In its comments, the DOJ urges FERC to consider the potential anticompetitive effects of transparency. The DOJ argues that while transparent reporting of market information can enhance efficiency and facilitate market monitoring, transparency also can increase the likelihood of an exercise of market power by facilitating coordination among suppliers. The DOJ notes that successful coordination requires that suppliers reach terms of coordination that are profitable and detect and punish deviations from those terms. The DOJ points out that a supplier is in a better position to do so when it has ready access to detailed information about its rival’s activities. The DOJ cautions FERC against adopting additional reporting requirements without weighing these costs against any potential benefits. In the event that FERC does require such reports, the DOJ suggests that FERC consider adopting measures to protect against the risk of coordination, such as making reported information confidential except under certain limited circumstances, aggregating reported data or delaying the release of reported information.

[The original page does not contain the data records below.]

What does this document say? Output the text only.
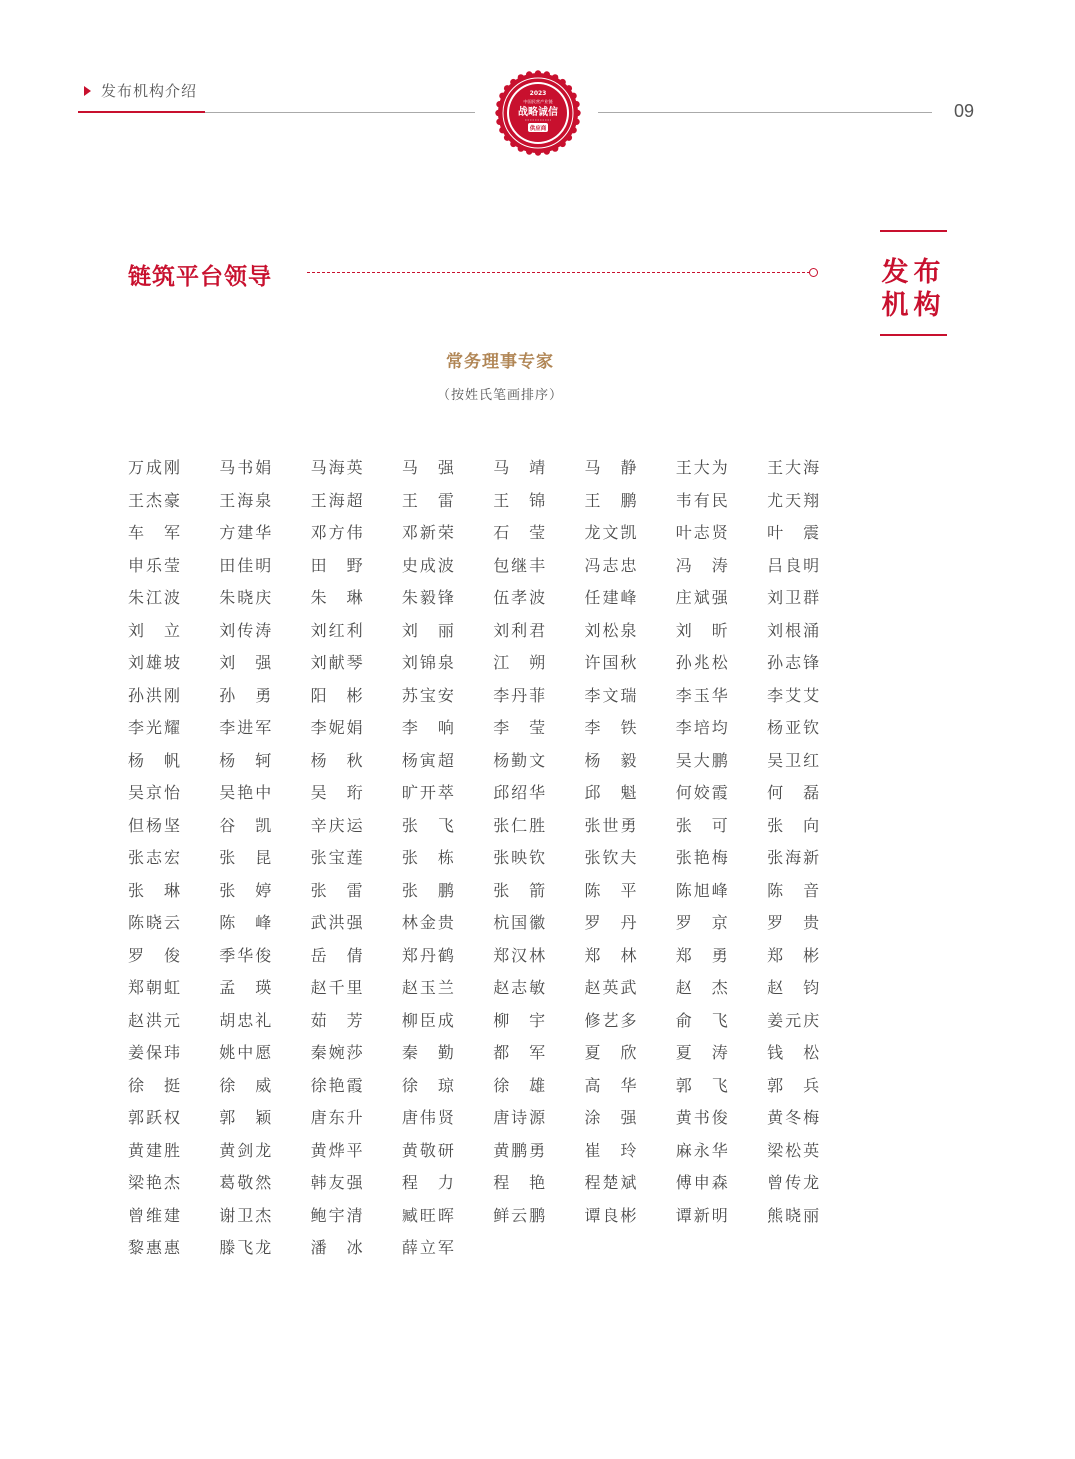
发布机构介绍
09
2023
中国民营产业链
战略诚信
供应商
发布
机构
链筑平台领导
常务理事专家
（按姓氏笔画排序）
万成刚 马书娟 马海英 马强 马靖 马静 王大为 王大海
王杰豪 王海泉 王海超 王雷 王锦 王鹏 韦有民 尤天翔
车军 方建华 邓方伟 邓新荣 石莹 龙文凯 叶志贤 叶震
申乐莹 田佳明 田野 史成波 包继丰 冯志忠 冯涛 吕良明
朱江波 朱晓庆 朱琳 朱毅锋 伍孝波 任建峰 庄斌强 刘卫群
刘立 刘传涛 刘红利 刘丽 刘利君 刘松泉 刘昕 刘根涌
刘雄坡 刘强 刘献琴 刘锦泉 江朔 许国秋 孙兆松 孙志锋
孙洪刚 孙勇 阳彬 苏宝安 李丹菲 李文瑞 李玉华 李艾艾
李光耀 李进军 李妮娟 李响 李莹 李铁 李培均 杨亚钦
杨帆 杨轲 杨秋 杨寅超 杨勤文 杨毅 吴大鹏 吴卫红
吴京怡 吴艳中 吴珩 旷开萃 邱绍华 邱魁 何姣霞 何磊
但杨坚 谷凯 辛庆运 张飞 张仁胜 张世勇 张可 张向
张志宏 张昆 张宝莲 张栋 张映钦 张钦夫 张艳梅 张海新
张琳 张婷 张雷 张鹏 张箭 陈平 陈旭峰 陈音
陈晓云 陈峰 武洪强 林金贵 杭国徽 罗丹 罗京 罗贵
罗俊 季华俊 岳倩 郑丹鹤 郑汉林 郑林 郑勇 郑彬
郑朝虹 孟瑛 赵千里 赵玉兰 赵志敏 赵英武 赵杰 赵钧
赵洪元 胡忠礼 茹芳 柳臣成 柳宇 修艺多 俞飞 姜元庆
姜保玮 姚中愿 秦婉莎 秦勤 都军 夏欣 夏涛 钱松
徐挺 徐威 徐艳霞 徐琼 徐雄 高华 郭飞 郭兵
郭跃权 郭颖 唐东升 唐伟贤 唐诗源 涂强 黄书俊 黄冬梅
黄建胜 黄剑龙 黄烨平 黄敬研 黄鹏勇 崔玲 麻永华 梁松英
梁艳杰 葛敬然 韩友强 程力 程艳 程楚斌 傅申森 曾传龙
曾维建 谢卫杰 鲍宇清 臧旺晖 鲜云鹏 谭良彬 谭新明 熊晓丽
黎惠惠 滕飞龙 潘冰 薛立军
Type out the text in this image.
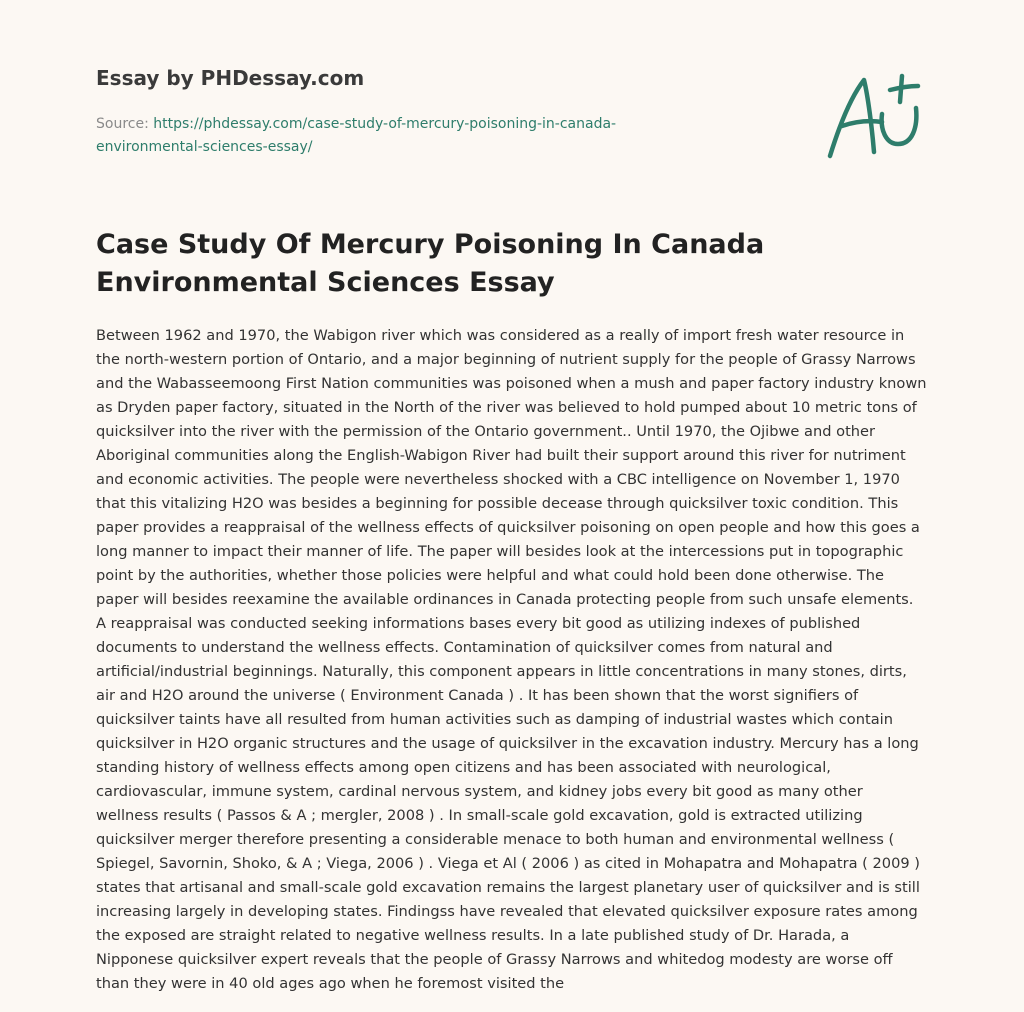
Essay by PHDessay.com
Source: https://phdessay.com/case-study-of-mercury-poisoning-in-canada-environmental-sciences-essay/
Case Study Of Mercury Poisoning In Canada Environmental Sciences Essay

Between 1962 and 1970, the Wabigon river which was considered as a really of import fresh water resource in the north-western portion of Ontario, and a major beginning of nutrient supply for the people of Grassy Narrows and the Wabasseemoong First Nation communities was poisoned when a mush and paper factory industry known as Dryden paper factory, situated in the North of the river was believed to hold pumped about 10 metric tons of quicksilver into the river with the permission of the Ontario government.. Until 1970, the Ojibwe and other Aboriginal communities along the English-Wabigon River had built their support around this river for nutriment and economic activities. The people were nevertheless shocked with a CBC intelligence on November 1, 1970 that this vitalizing H2O was besides a beginning for possible decease through quicksilver toxic condition. This paper provides a reappraisal of the wellness effects of quicksilver poisoning on open people and how this goes a long manner to impact their manner of life. The paper will besides look at the intercessions put in topographic point by the authorities, whether those policies were helpful and what could hold been done otherwise. The paper will besides reexamine the available ordinances in Canada protecting people from such unsafe elements. A reappraisal was conducted seeking informations bases every bit good as utilizing indexes of published documents to understand the wellness effects. Contamination of quicksilver comes from natural and artificial/industrial beginnings. Naturally, this component appears in little concentrations in many stones, dirts, air and H2O around the universe ( Environment Canada ) . It has been shown that the worst signifiers of quicksilver taints have all resulted from human activities such as damping of industrial wastes which contain quicksilver in H2O organic structures and the usage of quicksilver in the excavation industry. Mercury has a long standing history of wellness effects among open citizens and has been associated with neurological, cardiovascular, immune system, cardinal nervous system, and kidney jobs every bit good as many other wellness results ( Passos & A ; mergler, 2008 ) . In small-scale gold excavation, gold is extracted utilizing quicksilver merger therefore presenting a considerable menace to both human and environmental wellness ( Spiegel, Savornin, Shoko, & A ; Viega, 2006 ) . Viega et Al ( 2006 ) as cited in Mohapatra and Mohapatra ( 2009 ) states that artisanal and small-scale gold excavation remains the largest planetary user of quicksilver and is still increasing largely in developing states. Findingss have revealed that elevated quicksilver exposure rates among the exposed are straight related to negative wellness results. In a late published study of Dr. Harada, a Nipponese quicksilver expert reveals that the people of Grassy Narrows and whitedog modesty are worse off than they were in 40 old ages ago when he foremost visited the
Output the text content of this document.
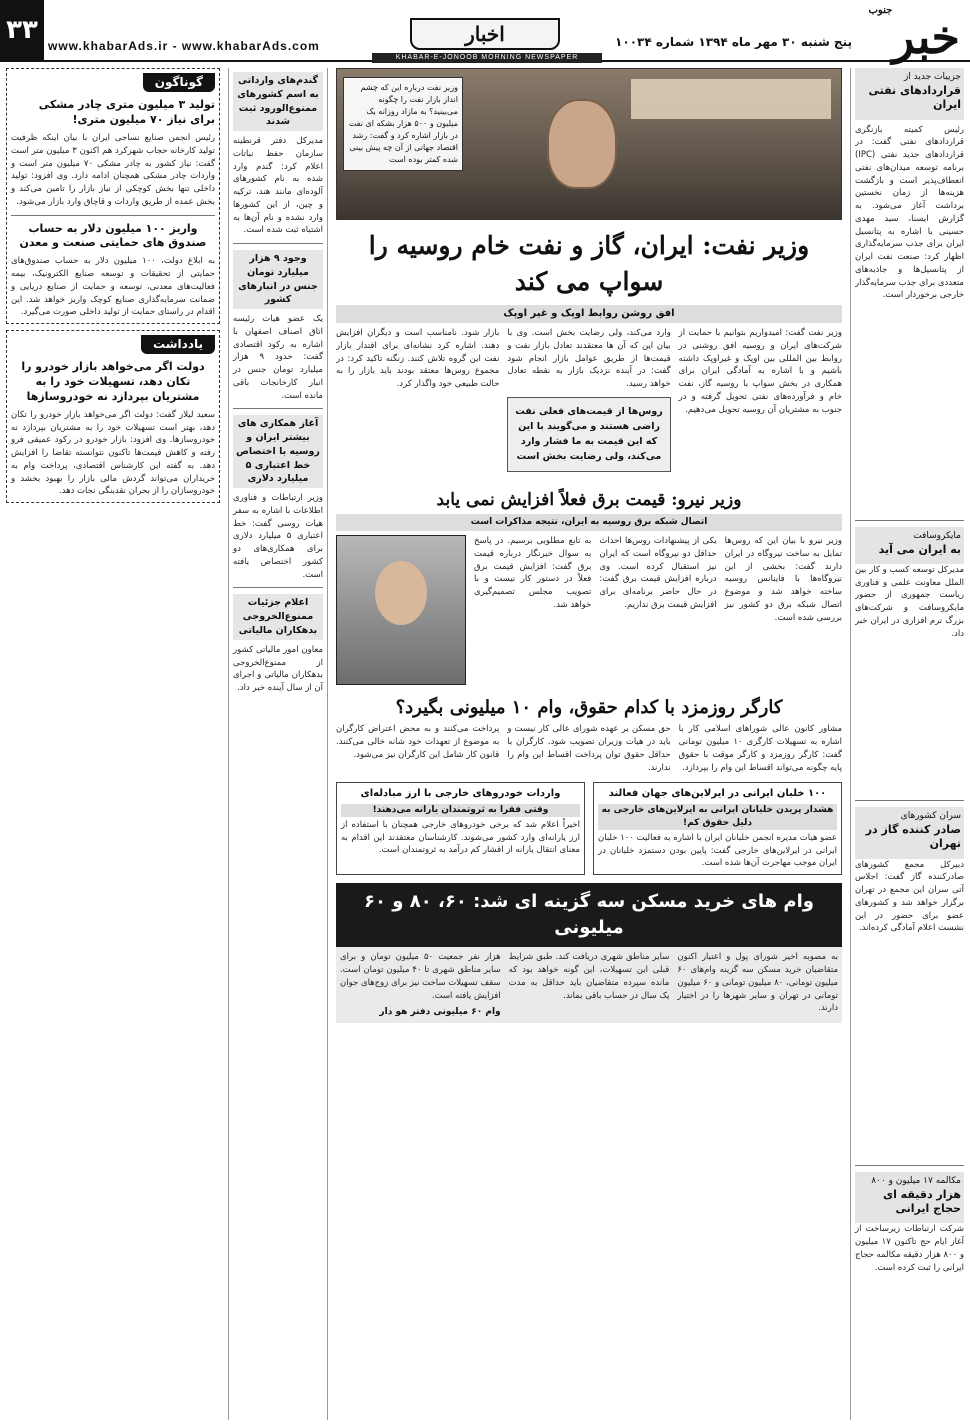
خبر$^{جنوب}$
پنج شنبه ۳۰ مهر ماه ۱۳۹۴ شماره ۱۰۰۳۴
اخبار
KHABAR-E-JONOOB MORNING NEWSPAPER
www.khabarAds.ir - www.khabarAds.com
۳۳
جزییات جدید از
قراردادهای نفتی ایران

رئیس کمیته بازنگری قراردادهای نفتی گفت: در قراردادهای جدید نفتی (IPC) برنامه توسعه میدان‌های نفتی انعطاف‌پذیر است و بازگشت هزینه‌ها از زمان نخستین برداشت آغاز می‌شود. به گزارش ایسنا، سید مهدی حسینی با اشاره به پتانسیل ایران برای جذب سرمایه‌گذاری اظهار کرد: صنعت نفت ایران از پتانسیل‌ها و جاذبه‌های متعددی برای جذب سرمایه‌گذار خارجی برخوردار است.

مایکروسافت
به ایران می آید

مدیرکل توسعه کسب و کار بین الملل معاونت علمی و فناوری ریاست جمهوری از حضور مایکروسافت و شرکت‌های بزرگ نرم افزاری در ایران خبر داد.

سران کشورهای
صادر کننده گاز در تهران

دبیرکل مجمع کشورهای صادرکننده گاز گفت: اجلاس آتی سران این مجمع در تهران برگزار خواهد شد و کشورهای عضو برای حضور در این نشست اعلام آمادگی کرده‌اند.

مکالمه ۱۷ میلیون و ۸۰۰
هزار دقیقه ای حجاج ایرانی

شرکت ارتباطات زیرساخت از آغاز ایام حج تاکنون ۱۷ میلیون و ۸۰۰ هزار دقیقه مکالمه حجاج ایرانی را ثبت کرده است.

وزیر نفت درباره این که چشم انداز بازار نفت را چگونه می‌بینید؟ به مازاد روزانه یک میلیون و ۵۰۰ هزار بشکه ای نفت در بازار اشاره کرد و گفت: رشد اقتصاد جهانی از آن چه پیش بینی شده کمتر بوده است
وزیر نفت: ایران، گاز و نفت خام روسیه را سواپ می کند
افق روشن روابط اوپک و غیر اوپک

وزیر نفت گفت: امیدواریم بتوانیم با حمایت از شرکت‌های ایران و روسیه افق روشنی در روابط بین المللی بین اوپک و غیراوپک داشته باشیم و با اشاره به آمادگی ایران برای همکاری در بخش سواپ با روسیه گاز، نفت خام و فرآورده‌های نفتی تحویل گرفته و در جنوب به مشتریان آن روسیه تحویل می‌دهیم.

وارد می‌کند، ولی رضایت بخش است. وی با بیان این که آن ها معتقدند تعادل بازار نفت و قیمت‌ها از طریق عوامل بازار انجام شود گفت: در آینده نزدیک بازار به نقطه تعادل خواهد رسید.

روس‌ها از قیمت‌های فعلی نفت راضی هستند و می‌گویند با این که این قیمت به ما فشار وارد می‌کند، ولی رضایت بخش است

بازار شود. نامناسب است و دیگران افزایش دهند. اشاره کرد نشانه‌ای برای اقتدار بازار نفت این گروه تلاش کنند. زنگنه تاکید کرد: در مجموع روس‌ها معتقد بودند باید بازار را به حالت طبیعی خود واگذار کرد.

وزیر نیرو: قیمت برق فعلاً افزایش نمی یابد
اتصال شبکه برق روسیه به ایران، نتیجه مذاکرات است

وزیر نیرو با بیان این که روس‌ها تمایل به ساخت نیروگاه در ایران دارند گفت: بخشی از این نیروگاه‌ها با فاینانس روسیه ساخته خواهد شد و موضوع اتصال شبکه برق دو کشور نیز بررسی شده است.

یکی از پیشنهادات روس‌ها احداث حداقل دو نیروگاه است که ایران نیز استقبال کرده است. وی درباره افزایش قیمت برق گفت: در حال حاضر برنامه‌ای برای افزایش قیمت برق نداریم.

به تابع مطلوبی برسیم. در پاسخ به سوال خبرنگار درباره قیمت برق گفت: افزایش قیمت برق فعلاً در دستور کار نیست و با تصویب مجلس تصمیم‌گیری خواهد شد.

کارگر روزمزد با کدام حقوق، وام ۱۰ میلیونی بگیرد؟

مشاور کانون عالی شوراهای اسلامی کار با اشاره به تسهیلات کارگری ۱۰ میلیون تومانی گفت: کارگر روزمزد و کارگر موقت با حقوق پایه چگونه می‌تواند اقساط این وام را بپردازد.

حق مسکن بر عهده شورای عالی کار نیست و باید در هیات وزیران تصویب شود. کارگران با حداقل حقوق توان پرداخت اقساط این وام را ندارند.

پرداخت می‌کنند و به محض اعتراض کارگران به موضوع از تعهدات خود شانه خالی می‌کنند. قانون کار شامل این کارگران نیز می‌شود.

۱۰۰ خلبان ایرانی در ایرلاین‌های جهان فعالند
هشدار پریدن خلبانان ایرانی به ایرلاین‌های خارجی به دلیل حقوق کم!

عضو هیات مدیره انجمن خلبانان ایران با اشاره به فعالیت ۱۰۰ خلبان ایرانی در ایرلاین‌های خارجی گفت: پایین بودن دستمزد خلبانان در ایران موجب مهاجرت آن‌ها شده است.

واردات خودروهای خارجی با ارز مبادله‌ای
وقتی فقرا به ثروتمندان یارانه می‌دهند!

اخیراً اعلام شد که برخی خودروهای خارجی همچنان با استفاده از ارز یارانه‌ای وارد کشور می‌شوند. کارشناسان معتقدند این اقدام به معنای انتقال یارانه از اقشار کم درآمد به ثروتمندان است.

وام های خرید مسکن سه گزینه ای شد: ۶۰، ۸۰ و ۶۰ میلیونی

به مصوبه اخیر شورای پول و اعتبار اکنون متقاضیان خرید مسکن سه گزینه وام‌های ۶۰ میلیون تومانی، ۸۰ میلیون تومانی و ۶۰ میلیون تومانی در تهران و سایر شهرها را در اختیار دارند.

سایر مناطق شهری دریافت کند. طبق شرایط قبلی این تسهیلات، این گونه خواهد بود که مانده سپرده متقاضیان باید حداقل به مدت یک سال در حساب باقی بماند.

هزار نفر جمعیت ۵۰ میلیون تومان و برای سایر مناطق شهری تا ۴۰ میلیون تومان است. سقف تسهیلات ساخت نیز برای زوج‌های جوان افزایش یافته است.

وام ۶۰ میلیونی دفتر هو دار
گندم‌های وارداتی به اسم کشورهای ممنوع‌الورود ثبت شدند

مدیرکل دفتر قرنطینه سازمان حفظ نباتات اعلام کرد: گندم وارد شده به نام کشورهای آلوده‌ای مانند هند، ترکیه و چین، از این کشورها وارد نشده و نام آن‌ها به اشتباه ثبت شده است.

وجود ۹ هزار میلیارد تومان جنس در انبارهای کشور

یک عضو هیات رئیسه اتاق اصناف اصفهان با اشاره به رکود اقتصادی گفت: حدود ۹ هزار میلیارد تومان جنس در انبار کارخانجات باقی مانده است.

آغاز همکاری های بیشتر ایران و روسیه با اختصاص خط اعتباری ۵ میلیارد دلاری

وزیر ارتباطات و فناوری اطلاعات با اشاره به سفر هیات روسی گفت: خط اعتباری ۵ میلیارد دلاری برای همکاری‌های دو کشور اختصاص یافته است.

اعلام جزئیات ممنوع‌الخروجی بدهکاران مالیاتی

معاون امور مالیاتی کشور از ممنوع‌الخروجی بدهکاران مالیاتی و اجرای آن از سال آینده خبر داد.

گوناگون
تولید ۳ میلیون متری چادر مشکی برای نیاز ۷۰ میلیون متری!

رئیس انجمن صنایع نساجی ایران با بیان اینکه ظرفیت تولید کارخانه حجاب شهرکرد هم اکنون ۳ میلیون متر است گفت: نیاز کشور به چادر مشکی ۷۰ میلیون متر است و واردات چادر مشکی همچنان ادامه دارد. وی افزود: تولید داخلی تنها بخش کوچکی از نیاز بازار را تامین می‌کند و بخش عمده از طریق واردات و قاچاق وارد بازار می‌شود.

واریز ۱۰۰ میلیون دلار به حساب صندوق های حمایتی صنعت و معدن

به ابلاغ دولت، ۱۰۰ میلیون دلار به حساب صندوق‌های حمایتی از تحقیقات و توسعه صنایع الکترونیک، بیمه فعالیت‌های معدنی، توسعه و حمایت از صنایع دریایی و ضمانت سرمایه‌گذاری صنایع کوچک واریز خواهد شد. این اقدام در راستای حمایت از تولید داخلی صورت می‌گیرد.

یادداشت
دولت اگر می‌خواهد بازار خودرو را تکان دهد، تسهیلات خود را به مشتریان بپردازد نه خودروسازها

سعید لیلاز گفت: دولت اگر می‌خواهد بازار خودرو را تکان دهد، بهتر است تسهیلات خود را به مشتریان بپردازد نه خودروسازها. وی افزود: بازار خودرو در رکود عمیقی فرو رفته و کاهش قیمت‌ها تاکنون نتوانسته تقاضا را افزایش دهد. به گفته این کارشناس اقتصادی، پرداخت وام به خریداران می‌تواند گردش مالی بازار را بهبود بخشد و خودروسازان را از بحران نقدینگی نجات دهد.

The DOJ’s comments come at a time when FERC has been increasing its oversight over markets and the day-to-day activities of market participants. For more on these developments, see our October 18, 2012 post on ENERGY LEGAL BLOGTM. The DOJ’s comments serve as a reminder to FERC that it fully must consider the costs associated with its decisions and recognize that its efforts to expand its authority may at times come into conflict with other policy goals.